Retail rents could fall by up to 5 per cent this year, with space consolidation likely among non-food and beverage retailers, said R’ST Research director Ong Kah Seng.
Office rents declined by 2.6 per cent, the first drop since the first quarter of 2013. The fall was slightly more pronounced in the central area, where rents fell 2.6 per cent. Rents were down 2.4 per cent in the fringe area. However, absorption was steady as the vacancy rate went from 10.2 per cent to 9.8 per cent in the second quarter.
But “broad weakness in the office leasing market, along with record supply, is expected to push vacancy rates sharply up (next year),” said Ms Christine Li, director of research for Cushman & Wakefield. She attributed the rental decline to lacklustre second-quarter gross domestic product growth of 1.7 per cent and the supply overhang of close to four million sq ft of prime space arriving next year.
“Another source of weakness is due to the Government’s restrictive foreign labour policy, with first-quarter office-using employment increasing by a mere 2,700 workers, the lowest level since the first quarter of 2009 during the global financial crisis,” she added.
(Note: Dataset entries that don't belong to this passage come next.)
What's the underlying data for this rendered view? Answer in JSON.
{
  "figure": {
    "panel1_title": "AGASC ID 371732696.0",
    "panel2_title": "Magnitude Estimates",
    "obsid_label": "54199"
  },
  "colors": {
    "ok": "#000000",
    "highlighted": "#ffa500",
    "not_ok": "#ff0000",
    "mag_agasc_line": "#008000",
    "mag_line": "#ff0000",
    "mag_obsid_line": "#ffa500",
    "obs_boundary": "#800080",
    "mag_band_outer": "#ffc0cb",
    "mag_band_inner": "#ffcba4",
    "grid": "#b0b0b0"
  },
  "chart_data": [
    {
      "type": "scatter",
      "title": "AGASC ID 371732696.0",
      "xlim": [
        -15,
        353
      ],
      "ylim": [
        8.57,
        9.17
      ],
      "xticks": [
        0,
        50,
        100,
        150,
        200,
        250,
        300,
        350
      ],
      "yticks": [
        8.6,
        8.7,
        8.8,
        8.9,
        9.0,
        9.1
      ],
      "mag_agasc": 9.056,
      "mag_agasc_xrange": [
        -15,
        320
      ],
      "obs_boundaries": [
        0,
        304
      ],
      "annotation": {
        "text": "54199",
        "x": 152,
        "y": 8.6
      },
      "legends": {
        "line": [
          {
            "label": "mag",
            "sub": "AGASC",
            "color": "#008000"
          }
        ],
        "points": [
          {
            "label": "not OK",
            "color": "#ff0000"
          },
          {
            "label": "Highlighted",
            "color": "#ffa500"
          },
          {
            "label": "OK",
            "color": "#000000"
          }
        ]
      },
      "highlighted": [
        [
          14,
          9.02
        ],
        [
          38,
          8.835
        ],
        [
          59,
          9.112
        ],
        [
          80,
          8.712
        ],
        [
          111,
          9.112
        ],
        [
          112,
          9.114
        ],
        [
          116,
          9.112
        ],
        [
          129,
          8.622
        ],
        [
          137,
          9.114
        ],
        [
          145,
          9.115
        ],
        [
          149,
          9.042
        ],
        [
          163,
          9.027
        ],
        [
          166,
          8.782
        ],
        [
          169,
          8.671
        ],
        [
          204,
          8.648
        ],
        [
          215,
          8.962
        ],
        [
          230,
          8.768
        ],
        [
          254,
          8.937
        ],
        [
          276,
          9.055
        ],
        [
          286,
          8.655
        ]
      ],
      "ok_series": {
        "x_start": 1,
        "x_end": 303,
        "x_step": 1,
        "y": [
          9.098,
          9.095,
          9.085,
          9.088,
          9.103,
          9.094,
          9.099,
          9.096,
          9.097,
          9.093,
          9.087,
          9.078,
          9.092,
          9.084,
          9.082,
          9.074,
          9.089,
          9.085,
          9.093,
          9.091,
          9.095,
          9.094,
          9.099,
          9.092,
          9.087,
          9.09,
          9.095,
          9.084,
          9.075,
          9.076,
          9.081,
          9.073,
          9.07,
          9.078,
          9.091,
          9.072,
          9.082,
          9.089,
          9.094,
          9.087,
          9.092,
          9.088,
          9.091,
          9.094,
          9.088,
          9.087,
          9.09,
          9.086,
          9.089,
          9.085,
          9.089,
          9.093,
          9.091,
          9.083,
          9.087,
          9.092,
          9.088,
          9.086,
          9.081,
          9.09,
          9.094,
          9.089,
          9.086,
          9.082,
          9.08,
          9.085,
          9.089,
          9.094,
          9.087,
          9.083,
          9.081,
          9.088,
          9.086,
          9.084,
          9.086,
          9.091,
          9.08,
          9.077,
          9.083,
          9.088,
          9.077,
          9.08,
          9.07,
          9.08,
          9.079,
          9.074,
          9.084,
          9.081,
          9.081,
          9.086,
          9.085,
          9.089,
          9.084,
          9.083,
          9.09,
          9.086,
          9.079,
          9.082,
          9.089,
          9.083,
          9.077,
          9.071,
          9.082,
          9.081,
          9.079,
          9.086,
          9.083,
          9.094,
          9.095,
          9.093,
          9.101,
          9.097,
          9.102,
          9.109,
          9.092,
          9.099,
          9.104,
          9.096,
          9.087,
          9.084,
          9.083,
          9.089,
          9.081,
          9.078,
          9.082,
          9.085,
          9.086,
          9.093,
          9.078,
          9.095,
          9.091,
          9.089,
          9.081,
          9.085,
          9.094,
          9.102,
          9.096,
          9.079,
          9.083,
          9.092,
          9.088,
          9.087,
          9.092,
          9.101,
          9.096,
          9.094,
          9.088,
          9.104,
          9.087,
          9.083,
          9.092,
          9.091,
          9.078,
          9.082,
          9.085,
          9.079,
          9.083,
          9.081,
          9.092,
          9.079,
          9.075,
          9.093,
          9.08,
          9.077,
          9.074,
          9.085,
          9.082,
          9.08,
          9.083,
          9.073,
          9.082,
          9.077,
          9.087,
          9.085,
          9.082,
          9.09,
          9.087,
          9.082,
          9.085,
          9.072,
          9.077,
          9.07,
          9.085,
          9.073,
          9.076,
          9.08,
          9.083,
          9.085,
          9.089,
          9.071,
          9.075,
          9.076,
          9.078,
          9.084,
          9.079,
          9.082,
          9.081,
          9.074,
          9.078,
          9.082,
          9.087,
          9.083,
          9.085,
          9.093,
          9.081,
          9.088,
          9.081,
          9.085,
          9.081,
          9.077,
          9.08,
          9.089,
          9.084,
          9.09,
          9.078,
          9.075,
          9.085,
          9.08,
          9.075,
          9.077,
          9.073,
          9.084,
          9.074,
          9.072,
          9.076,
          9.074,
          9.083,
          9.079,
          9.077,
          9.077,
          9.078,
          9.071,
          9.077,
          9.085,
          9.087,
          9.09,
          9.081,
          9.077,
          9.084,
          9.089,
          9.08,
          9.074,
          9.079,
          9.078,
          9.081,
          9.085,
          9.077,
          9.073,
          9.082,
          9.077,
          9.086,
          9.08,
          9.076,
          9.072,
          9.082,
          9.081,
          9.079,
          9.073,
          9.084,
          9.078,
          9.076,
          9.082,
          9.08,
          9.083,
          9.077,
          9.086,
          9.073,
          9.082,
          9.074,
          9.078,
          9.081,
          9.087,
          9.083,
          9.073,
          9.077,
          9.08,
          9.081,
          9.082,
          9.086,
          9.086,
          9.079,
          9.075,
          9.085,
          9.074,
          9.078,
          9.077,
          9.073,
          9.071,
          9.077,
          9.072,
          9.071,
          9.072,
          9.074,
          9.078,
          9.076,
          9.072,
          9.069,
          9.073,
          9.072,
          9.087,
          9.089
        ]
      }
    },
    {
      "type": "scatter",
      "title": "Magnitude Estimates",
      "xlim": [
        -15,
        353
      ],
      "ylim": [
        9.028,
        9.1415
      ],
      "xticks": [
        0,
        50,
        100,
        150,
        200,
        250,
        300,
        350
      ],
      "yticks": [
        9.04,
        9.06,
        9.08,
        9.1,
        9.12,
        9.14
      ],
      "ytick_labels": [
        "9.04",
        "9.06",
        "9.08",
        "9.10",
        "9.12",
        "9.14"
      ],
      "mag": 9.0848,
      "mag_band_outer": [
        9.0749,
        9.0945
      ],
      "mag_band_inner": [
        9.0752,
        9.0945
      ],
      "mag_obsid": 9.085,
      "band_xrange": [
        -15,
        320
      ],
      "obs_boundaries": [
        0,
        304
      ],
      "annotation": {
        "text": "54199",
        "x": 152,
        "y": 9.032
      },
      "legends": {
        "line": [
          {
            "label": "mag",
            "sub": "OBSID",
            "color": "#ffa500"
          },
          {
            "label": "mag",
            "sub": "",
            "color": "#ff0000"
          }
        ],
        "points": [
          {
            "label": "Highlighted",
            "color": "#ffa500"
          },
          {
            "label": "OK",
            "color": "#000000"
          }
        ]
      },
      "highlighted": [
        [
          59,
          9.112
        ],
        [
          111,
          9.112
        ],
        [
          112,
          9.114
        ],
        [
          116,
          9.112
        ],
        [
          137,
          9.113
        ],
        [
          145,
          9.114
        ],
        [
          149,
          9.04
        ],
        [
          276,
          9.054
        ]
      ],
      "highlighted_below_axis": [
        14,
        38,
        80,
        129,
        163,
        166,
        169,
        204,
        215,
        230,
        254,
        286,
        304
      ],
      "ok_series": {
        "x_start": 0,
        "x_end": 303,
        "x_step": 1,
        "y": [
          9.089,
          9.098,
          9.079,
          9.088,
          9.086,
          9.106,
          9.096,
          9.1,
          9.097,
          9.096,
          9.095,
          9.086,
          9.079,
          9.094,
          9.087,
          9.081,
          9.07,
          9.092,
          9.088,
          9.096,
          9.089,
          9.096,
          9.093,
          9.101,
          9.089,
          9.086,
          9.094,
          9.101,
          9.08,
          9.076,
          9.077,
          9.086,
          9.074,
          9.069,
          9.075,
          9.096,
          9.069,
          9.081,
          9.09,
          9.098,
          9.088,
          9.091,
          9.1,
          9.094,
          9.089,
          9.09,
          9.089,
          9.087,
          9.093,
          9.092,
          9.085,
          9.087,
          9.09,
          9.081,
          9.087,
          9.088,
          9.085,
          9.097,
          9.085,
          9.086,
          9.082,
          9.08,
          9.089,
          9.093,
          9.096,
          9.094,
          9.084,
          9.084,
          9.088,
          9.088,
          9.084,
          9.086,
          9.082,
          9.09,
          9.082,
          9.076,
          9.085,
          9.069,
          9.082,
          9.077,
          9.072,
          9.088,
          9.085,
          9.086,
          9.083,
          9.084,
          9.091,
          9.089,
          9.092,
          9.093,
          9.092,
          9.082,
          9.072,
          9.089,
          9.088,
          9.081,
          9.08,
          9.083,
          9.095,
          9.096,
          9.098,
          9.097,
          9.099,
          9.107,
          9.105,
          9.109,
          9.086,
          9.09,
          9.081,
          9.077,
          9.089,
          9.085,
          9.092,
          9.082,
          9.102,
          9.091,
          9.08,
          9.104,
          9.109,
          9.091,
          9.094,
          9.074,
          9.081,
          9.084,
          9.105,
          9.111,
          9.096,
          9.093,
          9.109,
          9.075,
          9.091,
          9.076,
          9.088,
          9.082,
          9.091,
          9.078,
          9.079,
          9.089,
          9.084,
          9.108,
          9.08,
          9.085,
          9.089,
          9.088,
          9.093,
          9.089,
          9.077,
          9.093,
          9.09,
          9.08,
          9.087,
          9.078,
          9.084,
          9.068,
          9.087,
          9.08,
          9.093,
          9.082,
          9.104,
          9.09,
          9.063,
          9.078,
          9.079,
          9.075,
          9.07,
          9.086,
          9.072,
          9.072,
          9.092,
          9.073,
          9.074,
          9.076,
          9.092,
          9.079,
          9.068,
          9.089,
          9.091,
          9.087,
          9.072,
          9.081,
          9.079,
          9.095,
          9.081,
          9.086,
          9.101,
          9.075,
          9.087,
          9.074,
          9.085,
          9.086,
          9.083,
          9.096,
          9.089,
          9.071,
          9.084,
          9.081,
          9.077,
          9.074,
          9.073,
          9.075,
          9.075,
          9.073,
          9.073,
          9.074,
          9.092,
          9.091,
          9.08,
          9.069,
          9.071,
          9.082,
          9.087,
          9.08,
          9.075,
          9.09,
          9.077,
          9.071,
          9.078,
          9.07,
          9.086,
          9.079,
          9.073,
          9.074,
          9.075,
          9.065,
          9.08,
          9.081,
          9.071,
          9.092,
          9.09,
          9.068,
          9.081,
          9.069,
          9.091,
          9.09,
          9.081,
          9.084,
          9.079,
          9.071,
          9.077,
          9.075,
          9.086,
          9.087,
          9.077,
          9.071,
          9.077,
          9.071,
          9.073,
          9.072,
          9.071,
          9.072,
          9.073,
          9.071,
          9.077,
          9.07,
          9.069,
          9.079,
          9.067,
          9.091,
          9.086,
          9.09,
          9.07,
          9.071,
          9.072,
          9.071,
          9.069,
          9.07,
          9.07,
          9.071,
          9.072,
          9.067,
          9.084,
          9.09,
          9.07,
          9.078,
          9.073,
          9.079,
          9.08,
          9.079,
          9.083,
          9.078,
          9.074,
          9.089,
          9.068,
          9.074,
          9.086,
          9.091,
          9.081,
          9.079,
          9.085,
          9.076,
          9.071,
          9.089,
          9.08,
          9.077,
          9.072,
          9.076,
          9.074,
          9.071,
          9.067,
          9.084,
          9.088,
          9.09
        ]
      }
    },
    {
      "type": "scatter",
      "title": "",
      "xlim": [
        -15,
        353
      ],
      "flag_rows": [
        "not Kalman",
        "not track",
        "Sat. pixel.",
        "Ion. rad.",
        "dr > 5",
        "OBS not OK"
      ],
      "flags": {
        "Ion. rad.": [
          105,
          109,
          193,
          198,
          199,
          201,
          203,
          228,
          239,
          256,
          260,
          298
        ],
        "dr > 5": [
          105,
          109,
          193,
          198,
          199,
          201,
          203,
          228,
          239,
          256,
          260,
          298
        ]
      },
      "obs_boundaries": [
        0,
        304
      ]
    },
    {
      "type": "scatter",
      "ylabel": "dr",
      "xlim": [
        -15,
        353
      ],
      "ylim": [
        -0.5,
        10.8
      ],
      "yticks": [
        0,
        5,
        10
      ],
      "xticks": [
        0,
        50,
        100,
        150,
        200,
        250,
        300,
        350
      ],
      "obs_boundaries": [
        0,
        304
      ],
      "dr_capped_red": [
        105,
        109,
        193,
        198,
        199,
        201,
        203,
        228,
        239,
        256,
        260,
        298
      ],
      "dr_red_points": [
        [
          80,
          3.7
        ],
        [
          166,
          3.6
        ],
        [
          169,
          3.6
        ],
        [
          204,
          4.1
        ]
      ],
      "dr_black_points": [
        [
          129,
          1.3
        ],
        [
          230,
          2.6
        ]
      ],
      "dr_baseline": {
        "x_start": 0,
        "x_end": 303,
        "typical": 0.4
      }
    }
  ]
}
The outlook for the office leasing market is grim, given that the Ministry of Trade and Industry and the Monetary Authority of Singapore are reviewing their growth forecast of 2 to 4 per cent for this year, she said. “With more companies seeking space rationalisation in this challenging business environment…we expect rents to continue declining over the next six consecutive quarters.”